Angel Baby
An angel often symbolizes the ideal aspects of human nature. Fluttering on a moral high ground as little keepers of peace in cathedral ceilings. These winged wonders are the acolytes and the very essence of love and hope. They are also attached to a religious belief, a school of thought which created hatred against certain ways of loving one another. We can all get lost in the dreamscapes that love can conjure. It’s a bubbly balloon world filled with honeymilk rivers and flower fields. In this sanctuary the ideas of who we are seep into the seas, trees and clouds.
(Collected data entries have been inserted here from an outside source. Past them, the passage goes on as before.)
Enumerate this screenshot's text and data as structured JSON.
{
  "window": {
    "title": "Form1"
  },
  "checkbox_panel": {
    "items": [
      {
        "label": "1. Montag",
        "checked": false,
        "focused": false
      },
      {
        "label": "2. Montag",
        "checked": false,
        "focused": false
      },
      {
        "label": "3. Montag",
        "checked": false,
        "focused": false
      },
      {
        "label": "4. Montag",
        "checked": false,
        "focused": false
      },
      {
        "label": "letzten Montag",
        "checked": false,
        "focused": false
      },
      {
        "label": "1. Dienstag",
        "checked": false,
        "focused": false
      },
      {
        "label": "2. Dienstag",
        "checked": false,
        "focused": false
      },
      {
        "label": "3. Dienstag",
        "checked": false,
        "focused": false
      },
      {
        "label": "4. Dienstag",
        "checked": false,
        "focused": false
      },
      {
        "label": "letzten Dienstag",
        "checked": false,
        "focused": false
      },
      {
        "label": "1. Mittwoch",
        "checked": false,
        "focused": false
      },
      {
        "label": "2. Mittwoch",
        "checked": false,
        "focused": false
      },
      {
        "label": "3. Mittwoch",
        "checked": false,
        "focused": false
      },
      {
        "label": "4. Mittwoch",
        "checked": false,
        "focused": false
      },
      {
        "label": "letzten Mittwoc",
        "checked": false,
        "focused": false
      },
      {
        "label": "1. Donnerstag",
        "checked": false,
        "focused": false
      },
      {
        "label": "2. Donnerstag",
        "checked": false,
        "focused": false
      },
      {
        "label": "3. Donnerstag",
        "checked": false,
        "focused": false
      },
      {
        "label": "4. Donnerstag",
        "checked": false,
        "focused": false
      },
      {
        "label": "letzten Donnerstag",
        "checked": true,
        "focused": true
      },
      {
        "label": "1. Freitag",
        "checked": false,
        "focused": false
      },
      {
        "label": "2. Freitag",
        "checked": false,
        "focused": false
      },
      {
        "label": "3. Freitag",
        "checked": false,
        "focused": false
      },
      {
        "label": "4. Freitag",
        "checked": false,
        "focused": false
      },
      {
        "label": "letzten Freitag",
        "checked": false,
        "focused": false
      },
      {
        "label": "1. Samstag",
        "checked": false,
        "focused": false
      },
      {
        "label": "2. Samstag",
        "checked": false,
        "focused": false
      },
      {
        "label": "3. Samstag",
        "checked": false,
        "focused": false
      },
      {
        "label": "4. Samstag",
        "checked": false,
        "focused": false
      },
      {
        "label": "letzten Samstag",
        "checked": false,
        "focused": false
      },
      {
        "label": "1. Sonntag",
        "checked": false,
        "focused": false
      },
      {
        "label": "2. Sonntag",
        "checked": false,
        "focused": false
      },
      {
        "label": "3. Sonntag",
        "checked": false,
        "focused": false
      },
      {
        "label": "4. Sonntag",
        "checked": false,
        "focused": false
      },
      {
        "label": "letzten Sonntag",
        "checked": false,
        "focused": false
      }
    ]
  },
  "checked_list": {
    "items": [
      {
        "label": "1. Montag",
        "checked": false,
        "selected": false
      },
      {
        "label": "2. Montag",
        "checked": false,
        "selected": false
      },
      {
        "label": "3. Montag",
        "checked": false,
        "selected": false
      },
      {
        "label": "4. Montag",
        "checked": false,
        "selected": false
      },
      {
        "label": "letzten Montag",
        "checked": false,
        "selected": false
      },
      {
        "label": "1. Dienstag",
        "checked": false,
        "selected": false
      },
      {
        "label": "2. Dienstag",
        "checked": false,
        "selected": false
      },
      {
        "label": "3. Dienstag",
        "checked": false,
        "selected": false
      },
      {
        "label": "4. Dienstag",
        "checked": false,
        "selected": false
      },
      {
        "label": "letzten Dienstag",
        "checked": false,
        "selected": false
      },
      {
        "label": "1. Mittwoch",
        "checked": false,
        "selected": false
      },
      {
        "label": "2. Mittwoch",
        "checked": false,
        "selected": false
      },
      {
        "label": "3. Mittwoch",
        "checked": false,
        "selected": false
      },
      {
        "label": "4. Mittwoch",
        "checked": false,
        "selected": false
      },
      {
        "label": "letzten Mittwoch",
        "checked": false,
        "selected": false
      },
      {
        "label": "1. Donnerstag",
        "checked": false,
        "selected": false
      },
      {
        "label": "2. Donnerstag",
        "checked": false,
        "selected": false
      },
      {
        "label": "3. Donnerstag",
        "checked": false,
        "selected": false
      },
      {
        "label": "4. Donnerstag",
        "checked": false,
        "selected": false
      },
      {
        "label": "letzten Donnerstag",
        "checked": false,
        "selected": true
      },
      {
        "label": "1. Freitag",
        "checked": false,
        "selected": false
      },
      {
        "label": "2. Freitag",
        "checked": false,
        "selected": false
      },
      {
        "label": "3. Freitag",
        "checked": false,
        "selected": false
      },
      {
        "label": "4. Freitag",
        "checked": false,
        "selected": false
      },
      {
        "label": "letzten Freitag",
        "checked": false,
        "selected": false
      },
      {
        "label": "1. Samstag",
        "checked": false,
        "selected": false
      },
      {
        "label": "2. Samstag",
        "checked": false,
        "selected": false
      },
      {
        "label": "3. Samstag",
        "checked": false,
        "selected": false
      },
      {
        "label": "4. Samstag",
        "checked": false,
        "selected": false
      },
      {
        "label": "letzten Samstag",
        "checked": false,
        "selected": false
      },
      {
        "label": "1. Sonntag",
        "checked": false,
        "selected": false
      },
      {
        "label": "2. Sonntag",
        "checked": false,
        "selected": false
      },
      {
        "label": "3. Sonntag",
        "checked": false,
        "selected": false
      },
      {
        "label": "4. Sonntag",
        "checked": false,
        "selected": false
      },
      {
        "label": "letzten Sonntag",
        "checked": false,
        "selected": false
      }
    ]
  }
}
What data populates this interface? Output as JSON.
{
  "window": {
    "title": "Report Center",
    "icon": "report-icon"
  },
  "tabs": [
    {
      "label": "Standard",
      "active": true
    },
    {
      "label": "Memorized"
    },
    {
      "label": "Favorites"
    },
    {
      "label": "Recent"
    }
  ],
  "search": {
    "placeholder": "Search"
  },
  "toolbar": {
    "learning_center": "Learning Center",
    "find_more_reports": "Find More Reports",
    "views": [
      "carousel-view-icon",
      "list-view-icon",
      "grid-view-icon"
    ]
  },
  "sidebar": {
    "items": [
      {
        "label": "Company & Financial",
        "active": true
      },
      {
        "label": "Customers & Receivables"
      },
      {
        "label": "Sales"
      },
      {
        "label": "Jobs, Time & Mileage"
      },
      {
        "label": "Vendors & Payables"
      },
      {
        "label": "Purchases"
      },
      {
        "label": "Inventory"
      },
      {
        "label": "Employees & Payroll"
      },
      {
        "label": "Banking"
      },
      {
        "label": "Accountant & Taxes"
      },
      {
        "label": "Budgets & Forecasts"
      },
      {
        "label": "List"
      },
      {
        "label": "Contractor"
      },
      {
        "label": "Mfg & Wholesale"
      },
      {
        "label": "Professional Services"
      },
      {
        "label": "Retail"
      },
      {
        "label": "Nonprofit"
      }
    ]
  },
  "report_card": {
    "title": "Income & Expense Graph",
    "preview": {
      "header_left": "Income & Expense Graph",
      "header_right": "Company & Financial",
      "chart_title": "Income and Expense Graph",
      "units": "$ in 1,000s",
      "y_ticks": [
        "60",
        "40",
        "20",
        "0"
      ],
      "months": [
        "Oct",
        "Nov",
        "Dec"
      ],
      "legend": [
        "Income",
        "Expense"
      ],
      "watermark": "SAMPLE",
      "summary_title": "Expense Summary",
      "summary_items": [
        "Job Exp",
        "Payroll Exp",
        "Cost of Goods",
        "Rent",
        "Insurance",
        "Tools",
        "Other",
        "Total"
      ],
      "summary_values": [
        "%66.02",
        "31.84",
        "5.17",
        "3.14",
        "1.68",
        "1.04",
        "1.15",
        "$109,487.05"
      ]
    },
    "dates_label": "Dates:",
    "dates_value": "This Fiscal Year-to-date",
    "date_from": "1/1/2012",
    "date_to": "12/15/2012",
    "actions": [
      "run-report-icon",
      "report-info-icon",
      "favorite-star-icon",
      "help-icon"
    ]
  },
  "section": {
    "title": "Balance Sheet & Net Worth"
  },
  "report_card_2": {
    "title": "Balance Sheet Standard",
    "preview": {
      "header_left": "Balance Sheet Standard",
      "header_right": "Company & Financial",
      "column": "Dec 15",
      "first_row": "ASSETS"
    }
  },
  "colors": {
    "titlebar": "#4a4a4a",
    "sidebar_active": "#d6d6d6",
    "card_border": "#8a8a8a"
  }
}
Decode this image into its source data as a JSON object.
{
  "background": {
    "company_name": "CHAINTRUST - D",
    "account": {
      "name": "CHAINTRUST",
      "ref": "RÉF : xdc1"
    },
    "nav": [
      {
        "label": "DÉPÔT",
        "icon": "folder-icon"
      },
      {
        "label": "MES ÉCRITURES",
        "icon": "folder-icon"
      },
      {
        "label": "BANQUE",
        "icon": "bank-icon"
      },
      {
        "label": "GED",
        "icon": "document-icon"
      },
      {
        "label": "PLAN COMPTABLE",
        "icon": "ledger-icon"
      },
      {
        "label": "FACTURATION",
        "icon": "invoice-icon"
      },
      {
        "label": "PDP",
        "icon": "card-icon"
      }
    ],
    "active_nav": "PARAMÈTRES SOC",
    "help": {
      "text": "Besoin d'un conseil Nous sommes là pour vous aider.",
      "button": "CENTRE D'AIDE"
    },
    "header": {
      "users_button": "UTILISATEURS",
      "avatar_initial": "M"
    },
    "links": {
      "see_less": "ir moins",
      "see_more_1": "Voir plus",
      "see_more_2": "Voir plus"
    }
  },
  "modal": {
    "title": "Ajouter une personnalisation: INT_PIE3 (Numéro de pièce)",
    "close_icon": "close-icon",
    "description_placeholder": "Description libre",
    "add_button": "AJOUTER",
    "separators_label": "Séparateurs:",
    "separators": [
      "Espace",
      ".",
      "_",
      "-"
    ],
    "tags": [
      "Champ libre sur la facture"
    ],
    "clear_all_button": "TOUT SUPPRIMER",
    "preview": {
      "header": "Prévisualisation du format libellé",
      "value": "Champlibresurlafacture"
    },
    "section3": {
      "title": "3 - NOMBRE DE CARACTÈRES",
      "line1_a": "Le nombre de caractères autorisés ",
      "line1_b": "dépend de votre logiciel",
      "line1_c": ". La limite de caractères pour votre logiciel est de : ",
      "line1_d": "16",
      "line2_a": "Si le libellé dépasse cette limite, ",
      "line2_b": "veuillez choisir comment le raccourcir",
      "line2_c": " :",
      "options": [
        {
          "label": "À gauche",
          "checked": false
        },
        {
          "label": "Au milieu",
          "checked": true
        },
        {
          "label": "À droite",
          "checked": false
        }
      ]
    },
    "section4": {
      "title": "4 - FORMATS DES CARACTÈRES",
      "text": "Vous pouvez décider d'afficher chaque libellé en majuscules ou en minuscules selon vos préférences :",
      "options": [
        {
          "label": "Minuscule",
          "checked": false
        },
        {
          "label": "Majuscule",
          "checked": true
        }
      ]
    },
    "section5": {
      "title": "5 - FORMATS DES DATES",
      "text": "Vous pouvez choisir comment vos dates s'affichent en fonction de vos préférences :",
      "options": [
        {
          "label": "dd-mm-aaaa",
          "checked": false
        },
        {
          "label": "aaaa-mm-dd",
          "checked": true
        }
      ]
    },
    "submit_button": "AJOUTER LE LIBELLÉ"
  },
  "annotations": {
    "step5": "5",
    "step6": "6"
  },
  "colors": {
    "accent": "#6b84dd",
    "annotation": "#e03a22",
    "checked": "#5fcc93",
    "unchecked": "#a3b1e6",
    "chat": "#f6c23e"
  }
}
How can this land be anything less than holy?
Intimacy, a comfort and a question. In this body of work Lennox inspects love and connections. Drawing the
personal into the societal, cultural and inherited. Who taught us how to love? Who taught us who we can love? From the orgasmic to religious iconographic he explores the plethora of feelings that emerge when you give yourself to your inner desires and break away from cultural pressure… and choose to trust, even though nothing really can be trusted.
Christophe Lennox (b. 1986 Dundee, Scotland) holds a Bachelors Degree in Fine Art from Concordia University in Montreal in 2012. After having lived in Canada for a decade he returned to the UK and lived in London where he gave up painting and started a bespoke furniture making company. Following the death of his grandfather, also an artist, he inherited a box of old paints and began painting again.
Selected solo and group exhibitions include The Birdkeeper, Hos Arne, Oslo, 2024; Vanishing Act, ISCA, Oslo, 2024; The Apartment, Smedgata 7c, Oslo, 2024; LOL with Friends, Kösk, Oslo, 2024; Sanctuary - Towner International, Towner Gallery, Eastbourne, UK, 2022; Linear Dusts, Barbican Flat, London, 2016; Narratives, Gallerie Art-Mur, Montreal, Canada, 2009; Five Paintings, Van Gallery, Montreal, Canada, 2009; Angel with a serious face, Two Rivers Gallery, Prince George, Canada, 2005. Lennox currently lives and works in Oslo.